Several Asian countries, including India’s neighbours Nepal and Bangladesh, have similar quotas for women in national legislatures.

Women’s rights advocate Ranjana Kumari said the move would make India’s “democracy truly representative” and force political parties to field more female candidates.

“(The) door is little open. Women will enter and fill the room slowly,” Kumari said.

For many young Indian women, the change carries symbolic weight. Pranita Gupta, a 23-year-old law graduate, said it will instil “a sense of confidence that we can participate in politics and we can be part of Parliament not only as an exception but as well as a norm.”

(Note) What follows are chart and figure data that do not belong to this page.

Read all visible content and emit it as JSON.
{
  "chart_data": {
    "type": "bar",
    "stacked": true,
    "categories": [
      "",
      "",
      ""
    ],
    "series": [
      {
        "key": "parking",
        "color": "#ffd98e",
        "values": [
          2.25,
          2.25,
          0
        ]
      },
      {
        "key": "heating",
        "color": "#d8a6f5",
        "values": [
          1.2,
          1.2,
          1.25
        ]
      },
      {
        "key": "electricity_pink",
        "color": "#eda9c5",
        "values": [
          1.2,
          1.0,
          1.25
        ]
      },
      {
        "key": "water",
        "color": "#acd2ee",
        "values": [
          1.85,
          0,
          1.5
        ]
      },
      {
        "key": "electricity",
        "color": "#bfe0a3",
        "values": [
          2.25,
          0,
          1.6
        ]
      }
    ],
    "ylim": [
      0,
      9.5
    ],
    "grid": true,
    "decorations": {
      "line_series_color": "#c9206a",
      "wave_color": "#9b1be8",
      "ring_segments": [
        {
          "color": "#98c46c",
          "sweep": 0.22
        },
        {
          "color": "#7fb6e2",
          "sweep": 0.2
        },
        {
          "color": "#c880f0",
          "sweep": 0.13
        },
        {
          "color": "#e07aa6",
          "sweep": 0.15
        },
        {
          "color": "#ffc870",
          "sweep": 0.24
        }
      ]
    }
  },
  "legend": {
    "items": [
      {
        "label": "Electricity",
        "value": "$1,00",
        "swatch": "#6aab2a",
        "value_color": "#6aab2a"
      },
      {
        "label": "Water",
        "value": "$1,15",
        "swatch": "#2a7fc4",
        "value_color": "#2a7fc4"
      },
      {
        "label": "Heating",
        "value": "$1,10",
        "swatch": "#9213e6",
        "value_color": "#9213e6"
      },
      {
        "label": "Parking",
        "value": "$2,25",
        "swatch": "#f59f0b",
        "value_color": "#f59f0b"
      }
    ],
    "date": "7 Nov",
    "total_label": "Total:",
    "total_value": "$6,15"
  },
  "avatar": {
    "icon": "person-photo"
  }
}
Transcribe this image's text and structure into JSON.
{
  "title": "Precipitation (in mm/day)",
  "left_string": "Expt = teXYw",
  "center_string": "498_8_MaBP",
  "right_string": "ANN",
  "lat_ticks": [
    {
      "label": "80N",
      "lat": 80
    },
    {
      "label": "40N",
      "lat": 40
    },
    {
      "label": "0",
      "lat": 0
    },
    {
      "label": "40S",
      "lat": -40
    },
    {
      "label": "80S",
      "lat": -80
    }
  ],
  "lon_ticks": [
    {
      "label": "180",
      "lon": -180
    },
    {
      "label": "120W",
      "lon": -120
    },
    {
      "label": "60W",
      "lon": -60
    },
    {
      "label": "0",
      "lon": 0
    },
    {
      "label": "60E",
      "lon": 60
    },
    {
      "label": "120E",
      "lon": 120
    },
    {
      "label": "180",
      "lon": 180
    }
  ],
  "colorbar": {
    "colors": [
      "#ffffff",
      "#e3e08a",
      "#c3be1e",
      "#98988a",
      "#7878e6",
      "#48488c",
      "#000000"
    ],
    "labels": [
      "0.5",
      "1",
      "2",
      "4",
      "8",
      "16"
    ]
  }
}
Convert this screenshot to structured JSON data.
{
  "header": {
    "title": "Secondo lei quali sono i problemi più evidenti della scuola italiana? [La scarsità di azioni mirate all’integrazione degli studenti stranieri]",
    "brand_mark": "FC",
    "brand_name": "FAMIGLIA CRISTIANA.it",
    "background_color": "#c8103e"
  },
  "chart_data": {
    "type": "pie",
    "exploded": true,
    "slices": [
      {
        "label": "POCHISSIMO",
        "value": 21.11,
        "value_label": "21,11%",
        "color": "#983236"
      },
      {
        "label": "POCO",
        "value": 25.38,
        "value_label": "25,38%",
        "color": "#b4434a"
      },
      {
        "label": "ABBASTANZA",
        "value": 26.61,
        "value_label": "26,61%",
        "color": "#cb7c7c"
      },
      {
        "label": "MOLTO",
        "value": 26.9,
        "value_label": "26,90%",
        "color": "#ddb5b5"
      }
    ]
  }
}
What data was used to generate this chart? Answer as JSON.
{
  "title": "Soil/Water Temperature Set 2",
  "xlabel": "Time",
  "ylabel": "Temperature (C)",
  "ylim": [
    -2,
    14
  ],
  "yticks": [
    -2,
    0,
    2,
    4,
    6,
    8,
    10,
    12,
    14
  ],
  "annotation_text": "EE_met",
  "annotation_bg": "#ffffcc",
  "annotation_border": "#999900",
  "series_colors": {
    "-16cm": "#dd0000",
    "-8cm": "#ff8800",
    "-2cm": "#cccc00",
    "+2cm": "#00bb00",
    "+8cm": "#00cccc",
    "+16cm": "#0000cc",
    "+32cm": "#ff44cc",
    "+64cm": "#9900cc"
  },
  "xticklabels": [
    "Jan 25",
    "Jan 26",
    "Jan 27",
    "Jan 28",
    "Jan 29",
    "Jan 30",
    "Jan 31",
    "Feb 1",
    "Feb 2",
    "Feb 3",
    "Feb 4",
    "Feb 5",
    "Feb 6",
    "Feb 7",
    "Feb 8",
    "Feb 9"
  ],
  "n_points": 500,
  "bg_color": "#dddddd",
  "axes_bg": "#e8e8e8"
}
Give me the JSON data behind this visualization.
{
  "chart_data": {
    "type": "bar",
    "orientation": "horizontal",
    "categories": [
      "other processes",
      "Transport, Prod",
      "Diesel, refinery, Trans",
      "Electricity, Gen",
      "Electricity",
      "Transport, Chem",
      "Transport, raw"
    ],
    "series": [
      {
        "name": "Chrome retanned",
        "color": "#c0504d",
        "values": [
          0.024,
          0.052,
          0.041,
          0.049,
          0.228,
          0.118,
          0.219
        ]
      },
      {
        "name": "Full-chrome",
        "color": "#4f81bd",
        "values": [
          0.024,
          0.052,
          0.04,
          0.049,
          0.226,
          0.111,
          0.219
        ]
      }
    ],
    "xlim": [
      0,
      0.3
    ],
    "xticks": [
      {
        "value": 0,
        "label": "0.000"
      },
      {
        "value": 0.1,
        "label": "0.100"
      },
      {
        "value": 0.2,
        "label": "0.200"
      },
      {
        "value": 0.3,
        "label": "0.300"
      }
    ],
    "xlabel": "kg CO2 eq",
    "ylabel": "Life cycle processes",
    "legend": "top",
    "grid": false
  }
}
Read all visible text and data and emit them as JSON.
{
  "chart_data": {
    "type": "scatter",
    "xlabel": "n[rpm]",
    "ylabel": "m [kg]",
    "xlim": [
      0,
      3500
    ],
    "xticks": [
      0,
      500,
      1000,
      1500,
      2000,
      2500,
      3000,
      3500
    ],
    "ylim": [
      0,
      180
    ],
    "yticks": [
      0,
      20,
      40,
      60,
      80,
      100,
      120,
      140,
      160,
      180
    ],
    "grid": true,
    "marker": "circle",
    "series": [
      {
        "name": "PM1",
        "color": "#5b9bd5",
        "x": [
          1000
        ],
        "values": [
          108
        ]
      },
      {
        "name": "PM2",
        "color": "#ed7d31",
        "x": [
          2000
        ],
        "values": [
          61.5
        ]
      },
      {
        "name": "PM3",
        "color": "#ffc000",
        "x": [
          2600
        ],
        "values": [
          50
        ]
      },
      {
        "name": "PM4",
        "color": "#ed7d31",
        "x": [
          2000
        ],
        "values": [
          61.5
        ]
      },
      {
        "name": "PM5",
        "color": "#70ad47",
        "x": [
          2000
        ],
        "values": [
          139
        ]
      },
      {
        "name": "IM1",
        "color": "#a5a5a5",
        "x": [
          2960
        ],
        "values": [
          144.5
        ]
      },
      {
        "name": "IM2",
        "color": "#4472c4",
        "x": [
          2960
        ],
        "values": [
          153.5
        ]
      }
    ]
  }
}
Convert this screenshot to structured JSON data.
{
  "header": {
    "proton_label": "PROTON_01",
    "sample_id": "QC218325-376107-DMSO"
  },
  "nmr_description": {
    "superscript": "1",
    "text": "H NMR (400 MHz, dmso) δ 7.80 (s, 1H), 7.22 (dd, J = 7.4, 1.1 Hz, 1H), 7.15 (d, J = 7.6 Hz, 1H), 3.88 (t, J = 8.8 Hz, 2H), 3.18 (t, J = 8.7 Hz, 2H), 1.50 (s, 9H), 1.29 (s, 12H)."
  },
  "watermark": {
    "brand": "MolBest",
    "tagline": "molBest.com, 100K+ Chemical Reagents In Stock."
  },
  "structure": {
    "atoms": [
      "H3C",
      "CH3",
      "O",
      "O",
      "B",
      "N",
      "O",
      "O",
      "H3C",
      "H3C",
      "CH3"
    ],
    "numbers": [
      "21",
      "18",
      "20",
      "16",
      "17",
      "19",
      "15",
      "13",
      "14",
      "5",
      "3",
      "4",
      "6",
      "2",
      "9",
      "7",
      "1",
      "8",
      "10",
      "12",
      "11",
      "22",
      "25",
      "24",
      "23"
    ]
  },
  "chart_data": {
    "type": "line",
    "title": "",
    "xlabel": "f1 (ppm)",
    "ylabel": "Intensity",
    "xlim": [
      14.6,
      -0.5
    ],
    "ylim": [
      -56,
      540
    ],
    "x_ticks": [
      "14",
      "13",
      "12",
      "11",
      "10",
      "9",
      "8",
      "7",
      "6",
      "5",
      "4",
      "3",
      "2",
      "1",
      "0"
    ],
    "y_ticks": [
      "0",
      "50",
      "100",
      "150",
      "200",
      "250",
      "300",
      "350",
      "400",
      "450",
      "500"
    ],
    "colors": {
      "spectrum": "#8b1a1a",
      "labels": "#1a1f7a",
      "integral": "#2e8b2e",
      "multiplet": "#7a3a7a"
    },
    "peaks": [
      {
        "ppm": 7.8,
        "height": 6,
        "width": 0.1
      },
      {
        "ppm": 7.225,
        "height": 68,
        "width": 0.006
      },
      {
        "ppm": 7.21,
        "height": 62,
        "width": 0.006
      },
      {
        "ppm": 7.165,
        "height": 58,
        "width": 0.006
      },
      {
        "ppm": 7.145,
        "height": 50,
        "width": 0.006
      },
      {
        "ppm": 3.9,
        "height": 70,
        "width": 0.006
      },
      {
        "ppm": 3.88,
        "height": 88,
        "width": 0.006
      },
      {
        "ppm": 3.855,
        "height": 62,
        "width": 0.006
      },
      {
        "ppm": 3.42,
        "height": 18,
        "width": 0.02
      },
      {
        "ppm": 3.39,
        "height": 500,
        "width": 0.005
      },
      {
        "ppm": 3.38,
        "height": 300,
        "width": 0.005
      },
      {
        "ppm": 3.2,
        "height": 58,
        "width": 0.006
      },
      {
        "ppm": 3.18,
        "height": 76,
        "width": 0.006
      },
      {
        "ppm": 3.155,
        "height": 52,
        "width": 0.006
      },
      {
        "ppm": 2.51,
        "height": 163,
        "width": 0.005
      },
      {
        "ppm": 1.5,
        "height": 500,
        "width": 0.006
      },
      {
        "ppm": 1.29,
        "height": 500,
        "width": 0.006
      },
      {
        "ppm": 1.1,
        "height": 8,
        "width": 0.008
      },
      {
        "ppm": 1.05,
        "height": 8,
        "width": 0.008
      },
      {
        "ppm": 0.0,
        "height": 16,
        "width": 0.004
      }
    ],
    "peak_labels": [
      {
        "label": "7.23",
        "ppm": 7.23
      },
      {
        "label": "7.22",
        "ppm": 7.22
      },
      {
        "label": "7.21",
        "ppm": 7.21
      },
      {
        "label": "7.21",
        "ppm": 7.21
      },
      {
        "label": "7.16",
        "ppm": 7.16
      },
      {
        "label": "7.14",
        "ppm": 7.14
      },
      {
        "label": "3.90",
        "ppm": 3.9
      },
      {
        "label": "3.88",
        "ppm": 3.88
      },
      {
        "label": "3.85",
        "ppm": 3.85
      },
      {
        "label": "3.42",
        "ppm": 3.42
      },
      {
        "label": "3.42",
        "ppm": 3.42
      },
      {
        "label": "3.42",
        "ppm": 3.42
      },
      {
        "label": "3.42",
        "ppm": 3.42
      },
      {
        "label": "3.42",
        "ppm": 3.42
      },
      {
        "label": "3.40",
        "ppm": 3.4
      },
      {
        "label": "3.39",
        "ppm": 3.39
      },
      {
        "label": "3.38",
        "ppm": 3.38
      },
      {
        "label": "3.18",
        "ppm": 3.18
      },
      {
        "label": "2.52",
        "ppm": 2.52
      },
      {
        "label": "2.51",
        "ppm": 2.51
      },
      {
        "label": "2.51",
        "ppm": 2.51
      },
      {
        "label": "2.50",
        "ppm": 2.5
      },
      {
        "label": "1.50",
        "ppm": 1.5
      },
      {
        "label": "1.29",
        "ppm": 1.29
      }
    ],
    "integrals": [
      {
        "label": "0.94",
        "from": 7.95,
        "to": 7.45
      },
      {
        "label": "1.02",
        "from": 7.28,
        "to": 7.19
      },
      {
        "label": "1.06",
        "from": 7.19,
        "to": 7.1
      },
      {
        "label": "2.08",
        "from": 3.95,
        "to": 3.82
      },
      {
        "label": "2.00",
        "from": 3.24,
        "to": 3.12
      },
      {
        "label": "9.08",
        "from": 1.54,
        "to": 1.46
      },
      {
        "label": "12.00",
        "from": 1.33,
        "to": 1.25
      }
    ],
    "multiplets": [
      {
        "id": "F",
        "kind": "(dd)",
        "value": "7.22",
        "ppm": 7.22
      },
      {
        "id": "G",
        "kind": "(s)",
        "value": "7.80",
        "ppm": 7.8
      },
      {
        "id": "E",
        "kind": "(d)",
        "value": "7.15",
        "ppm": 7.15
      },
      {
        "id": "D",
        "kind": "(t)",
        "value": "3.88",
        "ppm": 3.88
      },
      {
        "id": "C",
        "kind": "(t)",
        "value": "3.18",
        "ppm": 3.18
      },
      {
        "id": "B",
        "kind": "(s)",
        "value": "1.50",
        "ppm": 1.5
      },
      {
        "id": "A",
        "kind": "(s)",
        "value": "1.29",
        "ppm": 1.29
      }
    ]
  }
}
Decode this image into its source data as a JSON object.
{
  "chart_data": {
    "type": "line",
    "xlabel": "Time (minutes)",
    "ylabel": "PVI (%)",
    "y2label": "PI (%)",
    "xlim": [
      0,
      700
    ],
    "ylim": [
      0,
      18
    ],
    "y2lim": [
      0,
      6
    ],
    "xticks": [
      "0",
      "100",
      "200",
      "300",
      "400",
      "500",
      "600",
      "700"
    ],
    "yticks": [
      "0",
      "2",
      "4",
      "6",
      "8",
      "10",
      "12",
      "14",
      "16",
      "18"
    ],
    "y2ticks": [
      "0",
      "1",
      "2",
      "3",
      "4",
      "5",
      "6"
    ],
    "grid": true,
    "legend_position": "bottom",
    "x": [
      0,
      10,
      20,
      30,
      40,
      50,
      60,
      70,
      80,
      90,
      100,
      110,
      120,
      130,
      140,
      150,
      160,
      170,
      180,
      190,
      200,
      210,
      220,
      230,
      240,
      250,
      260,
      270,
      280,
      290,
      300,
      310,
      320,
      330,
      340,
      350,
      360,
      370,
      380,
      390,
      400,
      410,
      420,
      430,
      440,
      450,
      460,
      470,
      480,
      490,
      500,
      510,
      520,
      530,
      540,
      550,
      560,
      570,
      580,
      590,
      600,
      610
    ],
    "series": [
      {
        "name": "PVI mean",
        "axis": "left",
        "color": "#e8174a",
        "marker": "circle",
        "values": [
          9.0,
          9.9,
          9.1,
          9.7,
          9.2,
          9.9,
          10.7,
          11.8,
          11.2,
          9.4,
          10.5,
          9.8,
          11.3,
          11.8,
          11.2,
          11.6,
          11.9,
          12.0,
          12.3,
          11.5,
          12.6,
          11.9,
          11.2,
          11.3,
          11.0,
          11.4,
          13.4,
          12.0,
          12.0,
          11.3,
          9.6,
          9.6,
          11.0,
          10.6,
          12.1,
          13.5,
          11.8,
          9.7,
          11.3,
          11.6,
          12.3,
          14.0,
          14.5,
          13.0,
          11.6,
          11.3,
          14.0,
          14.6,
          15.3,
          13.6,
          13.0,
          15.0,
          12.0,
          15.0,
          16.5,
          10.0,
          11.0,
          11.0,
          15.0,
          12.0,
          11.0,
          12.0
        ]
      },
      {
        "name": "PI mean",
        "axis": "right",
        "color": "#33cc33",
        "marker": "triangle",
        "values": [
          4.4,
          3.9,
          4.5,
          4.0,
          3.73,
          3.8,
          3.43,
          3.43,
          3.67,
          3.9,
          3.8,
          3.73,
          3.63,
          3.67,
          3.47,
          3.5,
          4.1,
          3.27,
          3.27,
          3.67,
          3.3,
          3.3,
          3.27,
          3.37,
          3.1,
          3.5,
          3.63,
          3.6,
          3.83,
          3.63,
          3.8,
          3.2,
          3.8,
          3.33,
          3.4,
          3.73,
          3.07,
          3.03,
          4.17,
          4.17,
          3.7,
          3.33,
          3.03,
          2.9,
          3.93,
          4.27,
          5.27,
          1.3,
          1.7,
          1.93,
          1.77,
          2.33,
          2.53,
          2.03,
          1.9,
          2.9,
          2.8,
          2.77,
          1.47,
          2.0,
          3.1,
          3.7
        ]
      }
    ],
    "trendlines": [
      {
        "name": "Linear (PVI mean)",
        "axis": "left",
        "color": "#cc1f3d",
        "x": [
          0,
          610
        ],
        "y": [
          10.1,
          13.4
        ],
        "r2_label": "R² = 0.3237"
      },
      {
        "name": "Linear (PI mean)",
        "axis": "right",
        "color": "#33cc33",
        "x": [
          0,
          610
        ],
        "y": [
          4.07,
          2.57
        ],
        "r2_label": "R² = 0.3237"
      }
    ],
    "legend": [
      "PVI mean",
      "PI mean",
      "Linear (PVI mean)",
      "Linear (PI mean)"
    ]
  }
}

The rollout of the quota is tied to a population-based redrawing of voting boundaries using data from the last completed census in 2011. Opposition parties warn that basing constituencies on population could shift political power toward faster-growing northern states, while diminishing the parliamentary representation and influence of southern regions. They also argue it could benefit Modi’s party, which commands strong support in the north.

India’s Constitution mandates that parliamentary seats be allocated by population and revised after each census, but boundaries have not been redrawn since the 1971 census, as successive governments delayed the process over concerns about uneven population growth.

Modi’s party pushed back on the criticism, saying it would implement a uniform 50% increase in seats across all states to maintain proportional representation. The draft legislation, however, does not explicitly spell this out.

Speaking in Parliament, Modi said the legislation is “not discriminatory” and “will not do injustice to anyone.”